Because we grow specialty crops, we do have to take more than half a day a few times to clean out our combine really, really well. We do this before harvesting our identity-preserved crops —the soy food beans and hard endo corn. We plan the order we harvest crops and fields based on when the combine has to be cleaned, because it takes a lot of time and work.
To clean the combine, we open it up and take out some of the easily removable pieces. Using air hoses attached to an air compressor and leaf blowers, we clean out all the soybeans or corn kernels we can see inside the machine. Then we flush the combine. I go into the field we will start harvesting and pick a small area. We do this two or three times, and this grain goes into a separate wagon. We deliver it to a local elevator and sell it as a standard commodity. All this work ensures that our customers get the high-quality product they are paying for.
On October 19, we took a short break from harvesting to welcome a soy food trade team from Taiwan to our farm. I love hosting our customers and showing them how we care for our ground and our crops. I take pride in raising crops, and I enjoy explaining how we do that. This team saw our grain storage system, so they understand how we handle their soybeans. I showed them the combine, including how the insides work. And, I gave interested visitors a ride in it. I also had some of the cleaned, bagged soybeans that will go to Taiwan on our farm, so they were able to inspect the product. They asked a lot of questions that I was able to answer, though the language barrier was a challenge. Their interpreter and I had met before, and he did an excellent job translating their questions. And I think he did well translating my answers — though I couldn’t tell what he said.
I appreciate the work of the U.S. Soybean Export Council, which gave this trade team the chance to visit the U.S. I am glad this group took advantage of the opportunity, and I encourage U.S. farmers to take advantage of opportunities to visit customers, like I did shortly before harvest.
As we wrap up harvest, we have started spreading fertilizer on our soybean fields that will be planted to corn next year. Typically we do that in the spring. However, the fertilizer we use usually comes to our area on a barge that travels from the Gulf of Mexico up the Mississippi and Ohio Rivers. Because of dry conditions throughout the U.S., the levels on the Mississippi River are very low, slowing the travel of barges carrying our crops down to the ports on the Gulf of Mexico. That delay will slow the reloading of barges with fertilizer this spring, and I am concerned that they might not return to our area until late February or March, which could create timing issues for planting the 2023 crop. To minimize that potential risk, we are spreading fertilizer that our local ag supplier has on hand now.
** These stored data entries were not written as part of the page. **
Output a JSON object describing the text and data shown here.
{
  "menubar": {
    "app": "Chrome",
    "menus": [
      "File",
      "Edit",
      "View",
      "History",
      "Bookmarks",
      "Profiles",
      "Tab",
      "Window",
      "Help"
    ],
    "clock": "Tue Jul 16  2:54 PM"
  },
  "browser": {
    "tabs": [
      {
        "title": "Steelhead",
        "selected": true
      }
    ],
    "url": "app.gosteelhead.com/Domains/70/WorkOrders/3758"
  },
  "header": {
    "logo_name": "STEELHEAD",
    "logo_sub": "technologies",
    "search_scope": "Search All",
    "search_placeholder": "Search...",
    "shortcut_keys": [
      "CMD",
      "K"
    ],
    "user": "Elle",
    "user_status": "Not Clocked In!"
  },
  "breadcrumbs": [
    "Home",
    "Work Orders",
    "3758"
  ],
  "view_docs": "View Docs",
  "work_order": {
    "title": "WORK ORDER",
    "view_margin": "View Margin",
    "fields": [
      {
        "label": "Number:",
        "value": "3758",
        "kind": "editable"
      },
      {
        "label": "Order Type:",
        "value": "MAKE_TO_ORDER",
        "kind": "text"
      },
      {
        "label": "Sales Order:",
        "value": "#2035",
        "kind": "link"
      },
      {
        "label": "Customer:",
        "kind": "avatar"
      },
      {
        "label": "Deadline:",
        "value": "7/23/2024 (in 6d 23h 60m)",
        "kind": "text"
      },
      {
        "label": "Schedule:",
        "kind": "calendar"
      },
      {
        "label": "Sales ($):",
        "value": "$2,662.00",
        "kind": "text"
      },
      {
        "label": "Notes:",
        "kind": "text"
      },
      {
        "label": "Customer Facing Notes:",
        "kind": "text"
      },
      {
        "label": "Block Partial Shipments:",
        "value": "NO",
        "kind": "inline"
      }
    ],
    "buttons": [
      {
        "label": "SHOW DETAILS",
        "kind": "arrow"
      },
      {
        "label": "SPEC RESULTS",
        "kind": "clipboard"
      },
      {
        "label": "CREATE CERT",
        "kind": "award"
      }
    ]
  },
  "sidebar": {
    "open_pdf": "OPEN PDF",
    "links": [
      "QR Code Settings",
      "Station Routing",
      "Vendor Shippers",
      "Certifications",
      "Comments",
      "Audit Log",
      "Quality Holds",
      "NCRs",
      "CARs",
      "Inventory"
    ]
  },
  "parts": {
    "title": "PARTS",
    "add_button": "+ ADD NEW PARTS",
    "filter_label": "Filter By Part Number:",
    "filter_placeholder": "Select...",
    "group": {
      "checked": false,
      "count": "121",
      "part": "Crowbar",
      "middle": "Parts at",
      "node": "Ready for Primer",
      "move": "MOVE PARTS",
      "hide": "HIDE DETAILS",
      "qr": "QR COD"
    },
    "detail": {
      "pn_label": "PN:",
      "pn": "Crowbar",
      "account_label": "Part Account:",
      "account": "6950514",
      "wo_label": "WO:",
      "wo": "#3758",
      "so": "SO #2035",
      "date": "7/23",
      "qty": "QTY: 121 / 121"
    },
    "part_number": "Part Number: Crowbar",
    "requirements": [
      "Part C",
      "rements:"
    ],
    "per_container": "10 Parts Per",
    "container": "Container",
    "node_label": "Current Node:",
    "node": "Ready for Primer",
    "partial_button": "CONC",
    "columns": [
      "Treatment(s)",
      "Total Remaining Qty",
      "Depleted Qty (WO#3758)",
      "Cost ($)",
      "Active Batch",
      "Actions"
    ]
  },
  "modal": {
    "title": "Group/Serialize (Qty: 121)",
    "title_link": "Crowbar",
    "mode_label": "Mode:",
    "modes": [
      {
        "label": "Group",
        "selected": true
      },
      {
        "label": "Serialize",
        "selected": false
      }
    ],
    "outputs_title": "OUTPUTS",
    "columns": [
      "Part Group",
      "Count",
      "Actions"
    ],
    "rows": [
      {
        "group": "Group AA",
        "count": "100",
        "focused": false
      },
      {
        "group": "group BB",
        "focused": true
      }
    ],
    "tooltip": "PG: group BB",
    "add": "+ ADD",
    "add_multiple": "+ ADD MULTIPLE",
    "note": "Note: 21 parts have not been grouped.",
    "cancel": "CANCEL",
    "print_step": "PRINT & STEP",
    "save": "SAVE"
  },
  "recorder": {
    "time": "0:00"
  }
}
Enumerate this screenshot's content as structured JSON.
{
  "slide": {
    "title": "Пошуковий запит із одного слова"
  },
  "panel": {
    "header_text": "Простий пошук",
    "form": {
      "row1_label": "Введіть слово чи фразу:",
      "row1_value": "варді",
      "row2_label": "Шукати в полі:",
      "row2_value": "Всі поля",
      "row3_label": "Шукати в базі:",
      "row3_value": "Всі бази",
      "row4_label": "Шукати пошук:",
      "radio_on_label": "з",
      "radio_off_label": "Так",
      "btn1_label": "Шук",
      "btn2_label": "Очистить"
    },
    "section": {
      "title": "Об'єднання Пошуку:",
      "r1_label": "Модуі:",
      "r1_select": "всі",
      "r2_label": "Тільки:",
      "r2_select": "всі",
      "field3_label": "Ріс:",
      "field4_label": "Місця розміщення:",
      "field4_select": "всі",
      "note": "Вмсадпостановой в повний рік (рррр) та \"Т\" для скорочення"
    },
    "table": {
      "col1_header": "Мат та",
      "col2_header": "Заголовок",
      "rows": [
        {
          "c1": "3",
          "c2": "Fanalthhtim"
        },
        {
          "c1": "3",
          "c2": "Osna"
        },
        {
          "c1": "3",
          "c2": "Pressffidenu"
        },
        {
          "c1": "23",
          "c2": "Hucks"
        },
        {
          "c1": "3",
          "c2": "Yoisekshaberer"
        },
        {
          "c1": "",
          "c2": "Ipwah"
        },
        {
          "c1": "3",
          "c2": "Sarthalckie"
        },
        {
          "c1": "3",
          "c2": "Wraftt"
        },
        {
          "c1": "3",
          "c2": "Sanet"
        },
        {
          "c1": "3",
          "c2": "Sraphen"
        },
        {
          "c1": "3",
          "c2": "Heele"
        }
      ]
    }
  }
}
The dry conditions in our area will allow us to do some deep tillage in problem areas of our fields where we repeatedly drive heavy equipment, causing soil compaction. The tool we use rips into the soil vertically about 45 to 50 cm, or 18 to 20 inches, to break up that compaction layer and improve the condition of the soil.
This has been a challenging year, but I like the challenge. And I have enjoyed sharing this year’s journey. There’s nothing like planting a crop, even when it’s delayed like it was this year, watching it grow, doing our best to care for that crop, and then harvesting it. Though we depend on the weather and many other factors we can’t control, when we are done, we have the best crop we can grow that year. And that’s a blessing.
I love farming, taking care of the ground and the crops and delivering high-quality soybeans and corn to customers around the world. It’s more of a lifestyle than a job, and I don’t know that I would want to do anything else.